My pipeline from BAM to trees

  • Starting with bam files, I genotype with GATK, using the HaplotypeCaller and GenotypeGVCFs tools. Here are example commands:
#HaplotypeCaller
java -jar GenomeAnalysisTK.jar -T HaplotypeCaller -nct 16 -R reference.fa -I input.bam -o output.g.vcf --emitRefConfidence GVCF --output_mode EMIT_ALL_CONFIDENT_SITES
#GenotypeGVCFs
java -jar GenomeAnalysisTK.jar -T GenotypeGVCFs -nt 16 -R reference.fa -V output.g.vcf --includeNonVariantSites -o output.vcf
  • I filter vcfs using Bcftools. This allows you to remove indels and invariant sites. I also like to convert uncertain genotypes to missing (./.) before phasing. Here is an example command that will convert all genotypes with < 5x depth of coverage and GQ < 30 to missing.

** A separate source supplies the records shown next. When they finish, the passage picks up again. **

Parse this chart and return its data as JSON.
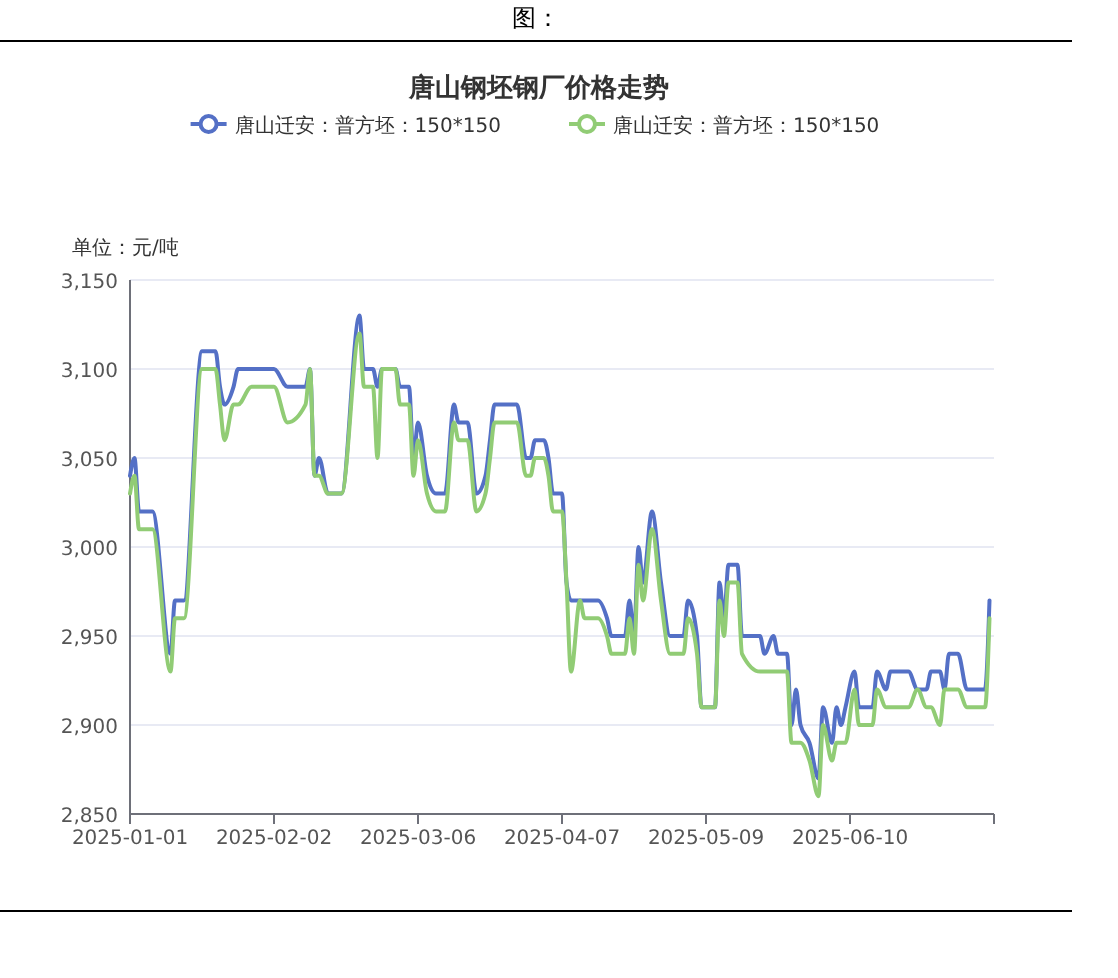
{
  "chart_data": {
    "type": "line",
    "title": "唐山钢坯钢厂价格走势",
    "ylabel": "单位：元/吨",
    "annotations": [
      "图："
    ],
    "x": [
      "2025-01-01",
      "2025-01-02",
      "2025-01-03",
      "2025-01-06",
      "2025-01-10",
      "2025-01-11",
      "2025-01-13",
      "2025-01-17",
      "2025-01-20",
      "2025-01-21",
      "2025-01-22",
      "2025-01-24",
      "2025-01-25",
      "2025-01-28",
      "2025-02-02",
      "2025-02-05",
      "2025-02-09",
      "2025-02-10",
      "2025-02-11",
      "2025-02-12",
      "2025-02-14",
      "2025-02-17",
      "2025-02-21",
      "2025-02-22",
      "2025-02-24",
      "2025-02-25",
      "2025-02-26",
      "2025-03-01",
      "2025-03-02",
      "2025-03-04",
      "2025-03-05",
      "2025-03-06",
      "2025-03-08",
      "2025-03-10",
      "2025-03-12",
      "2025-03-14",
      "2025-03-15",
      "2025-03-17",
      "2025-03-19",
      "2025-03-21",
      "2025-03-22",
      "2025-03-23",
      "2025-03-28",
      "2025-03-30",
      "2025-03-31",
      "2025-04-01",
      "2025-04-03",
      "2025-04-04",
      "2025-04-05",
      "2025-04-07",
      "2025-04-08",
      "2025-04-09",
      "2025-04-11",
      "2025-04-12",
      "2025-04-15",
      "2025-04-17",
      "2025-04-18",
      "2025-04-21",
      "2025-04-22",
      "2025-04-23",
      "2025-04-24",
      "2025-04-25",
      "2025-04-27",
      "2025-04-29",
      "2025-05-01",
      "2025-05-04",
      "2025-05-05",
      "2025-05-07",
      "2025-05-08",
      "2025-05-11",
      "2025-05-12",
      "2025-05-13",
      "2025-05-14",
      "2025-05-16",
      "2025-05-17",
      "2025-05-21",
      "2025-05-22",
      "2025-05-24",
      "2025-05-25",
      "2025-05-27",
      "2025-05-28",
      "2025-05-29",
      "2025-05-30",
      "2025-06-01",
      "2025-06-03",
      "2025-06-04",
      "2025-06-06",
      "2025-06-07",
      "2025-06-08",
      "2025-06-09",
      "2025-06-11",
      "2025-06-12",
      "2025-06-15",
      "2025-06-16",
      "2025-06-18",
      "2025-06-19",
      "2025-06-23",
      "2025-06-25",
      "2025-06-27",
      "2025-06-28",
      "2025-06-30",
      "2025-07-01",
      "2025-07-02",
      "2025-07-04",
      "2025-07-06",
      "2025-07-10",
      "2025-07-11"
    ],
    "series": [
      {
        "name": "唐山迁安：普方坯：150*150",
        "color": "#5470c6",
        "values": [
          3040,
          3050,
          3020,
          3020,
          2940,
          2970,
          2970,
          3110,
          3110,
          3090,
          3080,
          3090,
          3100,
          3100,
          3100,
          3090,
          3090,
          3100,
          3040,
          3050,
          3030,
          3030,
          3130,
          3100,
          3100,
          3090,
          3100,
          3100,
          3090,
          3090,
          3050,
          3070,
          3040,
          3030,
          3030,
          3080,
          3070,
          3070,
          3030,
          3040,
          3060,
          3080,
          3080,
          3050,
          3050,
          3060,
          3060,
          3050,
          3030,
          3030,
          2980,
          2970,
          2970,
          2970,
          2970,
          2960,
          2950,
          2950,
          2970,
          2950,
          3000,
          2980,
          3020,
          2980,
          2950,
          2950,
          2970,
          2950,
          2910,
          2910,
          2980,
          2960,
          2990,
          2990,
          2950,
          2950,
          2940,
          2950,
          2940,
          2940,
          2900,
          2920,
          2900,
          2890,
          2870,
          2910,
          2890,
          2910,
          2900,
          2910,
          2930,
          2910,
          2910,
          2930,
          2920,
          2930,
          2930,
          2920,
          2920,
          2930,
          2930,
          2920,
          2940,
          2940,
          2920,
          2920,
          2970
        ]
      },
      {
        "name": "唐山迁安：普方坯：150*150",
        "color": "#91cc75",
        "values": [
          3030,
          3040,
          3010,
          3010,
          2930,
          2960,
          2960,
          3100,
          3100,
          3080,
          3060,
          3080,
          3080,
          3090,
          3090,
          3070,
          3080,
          3100,
          3040,
          3040,
          3030,
          3030,
          3120,
          3090,
          3090,
          3050,
          3100,
          3100,
          3080,
          3080,
          3040,
          3060,
          3030,
          3020,
          3020,
          3070,
          3060,
          3060,
          3020,
          3030,
          3050,
          3070,
          3070,
          3040,
          3040,
          3050,
          3050,
          3040,
          3020,
          3020,
          2980,
          2930,
          2970,
          2960,
          2960,
          2950,
          2940,
          2940,
          2960,
          2940,
          2990,
          2970,
          3010,
          2970,
          2940,
          2940,
          2960,
          2940,
          2910,
          2910,
          2970,
          2950,
          2980,
          2980,
          2940,
          2930,
          2930,
          2930,
          2930,
          2930,
          2890,
          2890,
          2890,
          2880,
          2860,
          2900,
          2880,
          2890,
          2890,
          2890,
          2920,
          2900,
          2900,
          2920,
          2910,
          2910,
          2910,
          2920,
          2910,
          2910,
          2900,
          2920,
          2920,
          2920,
          2910,
          2910,
          2960
        ]
      }
    ],
    "xlim": [
      "2025-01-01",
      "2025-07-12"
    ],
    "xticks": [
      "2025-01-01",
      "2025-02-02",
      "2025-03-06",
      "2025-04-07",
      "2025-05-09",
      "2025-06-10"
    ],
    "ylim": [
      2850,
      3150
    ],
    "yticks": [
      {
        "value": 2850,
        "label": "2,850"
      },
      {
        "value": 2900,
        "label": "2,900"
      },
      {
        "value": 2950,
        "label": "2,950"
      },
      {
        "value": 3000,
        "label": "3,000"
      },
      {
        "value": 3050,
        "label": "3,050"
      },
      {
        "value": 3100,
        "label": "3,100"
      },
      {
        "value": 3150,
        "label": "3,150"
      }
    ],
    "grid": "y",
    "legend": "top"
  }
}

bcftools filter -e 'FORMAT/DP < 5 | FORMAT/GQ < 30' --set-GTs . input.vcf.gz -O u | bcftools view -U -i 'TYPE=="snp" & MAC >= 2' -O z > output.vcf.gz
  • For diploids, you can infer phase using Beagle 4 or SHAPEIT. Here is an example Beagle command:
java -Xmx12g -jar beagle.jar gt=input.vcf.gz out=output.vcf.gz impute=true nthreads=20 window=10000 overlap=1000 gprobs=false
  • My script to generate the trees takes a simple genotype format as input, which gives the scaffold, position and genotype for each sample. My code to generate this file from a vcf is in my repo genomics_general. Here is an example command:
python parseVCF.py -i input.vcf.gz --skipIndel --minQual 30 --gtf flag=DP min=5 | gzip > output.geno.gz
  • To get neighbour joining trees for snp windows, I have a script that runs Phyml for windows, using parallelisation, and outputs a single trees file. You can get the script from my genomics_general repo. Here is an example command:
python phyml_sliding_windows.py -T 10 -g input.phased.geno.gz --prefix output.phyml_bionj.w50 -w 50 --windType sites --model GTR --optimise n

NOTE: if you use phased diploid genotypes in phyml_sliding_windows.py, the output trees will include two tips for each sample, with suffixes "_A" and "_B". You will need to ensure that the groupd defined for Twisst match these names.